Human hepatic stem cell and maturational liver lineage biology

Abstract

Livers are comprised of maturational lineages of cells beginning extrahepatically in the hepato-pancreatic common duct near the duodenum and intrahepatically in zone 1 by the portal triads. The extrahepatic stem cell niches are the peribiliary glands deep within the walls of the bile ducts; those intrahepatically are the canals of Hering in postnatal livers and that derive from ductal plates in fetal livers. Intrahepatically, there are at least eight maturational lineage stages from the stem cells in zone 1 (periportal), through the midacinar region (zone 2), to the most mature cells and apoptotic cells found pericentrally in zone 3. Those found in the biliary tree are still being defined. Parenchymal cells are closely associated with lineages of mesenchymal cells, and their maturation is coordinated. Each lineage stage consists of parenchymal and mesenchymal cell partners distinguishable by their morphology, ploidy, antigens, biochemical traits, gene expression, and ability to divide.

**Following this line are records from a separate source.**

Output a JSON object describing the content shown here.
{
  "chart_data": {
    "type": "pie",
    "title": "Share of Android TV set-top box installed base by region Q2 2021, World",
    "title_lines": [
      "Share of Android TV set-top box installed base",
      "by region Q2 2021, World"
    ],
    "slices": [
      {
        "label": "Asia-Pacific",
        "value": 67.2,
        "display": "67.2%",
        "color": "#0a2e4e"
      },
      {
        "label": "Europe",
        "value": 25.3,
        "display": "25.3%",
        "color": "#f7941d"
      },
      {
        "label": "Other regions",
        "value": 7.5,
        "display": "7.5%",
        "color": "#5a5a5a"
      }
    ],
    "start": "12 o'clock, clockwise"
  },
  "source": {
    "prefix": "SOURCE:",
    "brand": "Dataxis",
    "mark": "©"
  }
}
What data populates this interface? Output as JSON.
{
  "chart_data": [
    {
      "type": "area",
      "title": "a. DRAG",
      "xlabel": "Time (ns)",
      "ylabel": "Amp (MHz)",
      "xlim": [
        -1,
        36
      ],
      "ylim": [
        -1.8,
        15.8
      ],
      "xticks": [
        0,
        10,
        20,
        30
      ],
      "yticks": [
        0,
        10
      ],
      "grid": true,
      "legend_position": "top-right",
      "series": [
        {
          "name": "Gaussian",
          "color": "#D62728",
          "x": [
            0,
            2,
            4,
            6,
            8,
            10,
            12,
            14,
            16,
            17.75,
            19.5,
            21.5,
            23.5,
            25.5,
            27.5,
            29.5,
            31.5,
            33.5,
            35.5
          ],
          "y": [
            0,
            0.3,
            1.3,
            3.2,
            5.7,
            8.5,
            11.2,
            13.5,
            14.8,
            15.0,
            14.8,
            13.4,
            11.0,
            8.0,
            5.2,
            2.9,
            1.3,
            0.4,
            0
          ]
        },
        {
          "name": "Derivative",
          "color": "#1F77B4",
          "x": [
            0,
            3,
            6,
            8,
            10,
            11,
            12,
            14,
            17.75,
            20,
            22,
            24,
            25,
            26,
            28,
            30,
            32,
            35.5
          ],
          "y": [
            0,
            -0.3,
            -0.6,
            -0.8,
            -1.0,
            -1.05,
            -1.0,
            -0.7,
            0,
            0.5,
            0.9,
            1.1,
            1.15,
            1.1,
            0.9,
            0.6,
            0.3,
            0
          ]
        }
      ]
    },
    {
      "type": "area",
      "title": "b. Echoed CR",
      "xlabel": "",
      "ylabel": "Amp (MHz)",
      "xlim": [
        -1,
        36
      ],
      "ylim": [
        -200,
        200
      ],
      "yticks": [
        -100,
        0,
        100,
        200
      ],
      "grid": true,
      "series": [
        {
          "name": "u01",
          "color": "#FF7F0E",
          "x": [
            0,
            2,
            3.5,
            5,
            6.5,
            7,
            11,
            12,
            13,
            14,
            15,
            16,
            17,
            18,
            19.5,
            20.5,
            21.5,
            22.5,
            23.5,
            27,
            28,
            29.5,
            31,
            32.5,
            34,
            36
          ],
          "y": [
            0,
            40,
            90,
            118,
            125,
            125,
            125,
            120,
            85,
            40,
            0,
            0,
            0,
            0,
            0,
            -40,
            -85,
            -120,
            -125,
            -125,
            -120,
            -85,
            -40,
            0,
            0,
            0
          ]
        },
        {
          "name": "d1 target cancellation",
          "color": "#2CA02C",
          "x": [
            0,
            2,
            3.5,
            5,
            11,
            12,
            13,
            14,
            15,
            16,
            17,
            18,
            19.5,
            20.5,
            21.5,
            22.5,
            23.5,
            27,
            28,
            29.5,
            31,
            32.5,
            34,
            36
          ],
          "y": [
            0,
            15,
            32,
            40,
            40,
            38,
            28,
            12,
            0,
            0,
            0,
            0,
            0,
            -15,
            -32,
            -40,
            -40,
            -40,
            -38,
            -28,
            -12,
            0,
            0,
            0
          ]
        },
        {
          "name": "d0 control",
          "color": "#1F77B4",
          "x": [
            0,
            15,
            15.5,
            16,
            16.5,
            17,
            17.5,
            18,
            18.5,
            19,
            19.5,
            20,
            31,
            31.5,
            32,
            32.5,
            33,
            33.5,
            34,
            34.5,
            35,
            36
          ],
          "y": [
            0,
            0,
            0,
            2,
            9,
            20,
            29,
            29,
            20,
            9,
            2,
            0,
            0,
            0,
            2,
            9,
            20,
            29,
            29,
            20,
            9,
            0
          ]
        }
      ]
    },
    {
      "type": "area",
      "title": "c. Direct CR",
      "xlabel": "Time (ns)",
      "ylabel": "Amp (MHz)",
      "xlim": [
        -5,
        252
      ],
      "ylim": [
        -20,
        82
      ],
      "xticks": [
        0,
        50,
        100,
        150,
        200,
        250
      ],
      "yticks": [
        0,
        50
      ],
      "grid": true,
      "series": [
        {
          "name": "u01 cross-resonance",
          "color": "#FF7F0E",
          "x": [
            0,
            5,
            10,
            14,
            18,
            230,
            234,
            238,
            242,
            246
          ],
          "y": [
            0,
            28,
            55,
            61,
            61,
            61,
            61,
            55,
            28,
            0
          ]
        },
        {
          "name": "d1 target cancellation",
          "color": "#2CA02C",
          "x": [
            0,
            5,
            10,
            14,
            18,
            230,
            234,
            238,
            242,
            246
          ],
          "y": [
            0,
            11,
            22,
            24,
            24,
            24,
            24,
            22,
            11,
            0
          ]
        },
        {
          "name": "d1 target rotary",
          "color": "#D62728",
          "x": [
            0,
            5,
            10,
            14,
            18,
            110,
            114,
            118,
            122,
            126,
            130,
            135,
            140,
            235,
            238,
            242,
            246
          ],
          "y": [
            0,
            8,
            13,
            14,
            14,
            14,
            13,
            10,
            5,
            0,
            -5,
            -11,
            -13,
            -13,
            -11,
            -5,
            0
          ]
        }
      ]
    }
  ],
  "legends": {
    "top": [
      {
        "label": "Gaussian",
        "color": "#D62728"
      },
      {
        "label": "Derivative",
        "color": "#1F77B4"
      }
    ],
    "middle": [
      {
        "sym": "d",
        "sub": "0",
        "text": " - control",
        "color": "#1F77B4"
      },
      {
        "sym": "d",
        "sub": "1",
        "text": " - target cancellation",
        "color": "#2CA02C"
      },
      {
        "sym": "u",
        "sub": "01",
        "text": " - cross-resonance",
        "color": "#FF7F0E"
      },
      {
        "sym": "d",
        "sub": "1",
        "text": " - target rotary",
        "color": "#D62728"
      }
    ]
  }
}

They are governed by changes in chromatin (e.g., methylation), gradients of paracrine signals (soluble factors and insoluble extracellular matrix components), mechanical forces, and feedback loop signals derived from late lineage cells. Feedback loop signals, secreted by late lineage stage cells into bile, flow back to the periportal area and regulate the stem cells and other early lineage stage cells in mechanisms dictating the size of the liver mass. Recognition of maturational lineage biology and its regulation by these multiple mechanisms offers new understandings of liver biology, pathologies, and strategies for regenerative medicine and treatment of liver cancers.

Figure 1

Schematic image of liver, the biliary tree and panceas and their connections with the duodenum. The blue stars indicate sites at which there are high numbers of peribiliary glands, the stem cell niches of the biliary tree.

Figure 2

Schematic image of intrahepatic maturational lineages.

Figure 3

Human hepatic stem cell and hepatoblast phenotypes in vivo. a,b) EpCAM expression in fetal liver: EpCAM expressed in the ductal plate is not only at the cell surface but also in the cytoplasm. EpCAM expressed in the hepatoblasts is specific to the cell surface. d,e) EpCAM expression in adult liver: One end of the Canal of Hering connects to the bile duct, the other end connects to hepatoblasts (arrow), indicating that the hepatoblasts are derived from primitive hepatic stem cells harbored in Canals of Hering. c) Double staining for CK-19/AFP and f) Ep-CAM/AFP of human fetal liver in the portal triad area and analyzed by confocal microscopy. CK-19 (c, green) is expressed not only by remodeling ductal plate but faintly expressed by some of the hepatoblasst. Ep-CAM (f, green) is detected in all the parenchymal cells and biliary epithelial cells forming bile duct and ductal plate (DP). AFP(red) is expressed by hepatoblasts throughout the fetal liver and undetectable in the ductal plate. (PT: Portal triad; DP: Ductal Plate)

Figure 4

Human hepatic stem cell and hepatoblast phenotypes in culture. a) Morphology of human hepatic stem cells and b) human hepatoblasts in culture on plastic. c) Albumin staining of human hepatic stem cells, transitioning to hepatoblasts. d) hepatic stem cells stained with NCAM (green) and hepatoblasts stained with ICAM (red).

Figure 5

Schematic image indicating the Coordinate Maturation of the Epithelia (Parenchymal cells) and their Mesenchymal Partners and some of the identified extracellular matrix components found at the particular lineage stages. Not shown in the figure are the soluble signals that also are lineage dependent. Some of those identified and that are lineage dependent are: hepatic stem cells are LIF, IL-6, IL-11, and acetylcholine; hepatoblasts are HGF, EGF, bFGF, IL-6, IL-11, and acetylcholine; hepatocytes are HGF, EGF, bFGF, T3, glucagon, and hydrocortisone; cholangiocytes are VEGF, HGF, bFGF. and acetylcholine.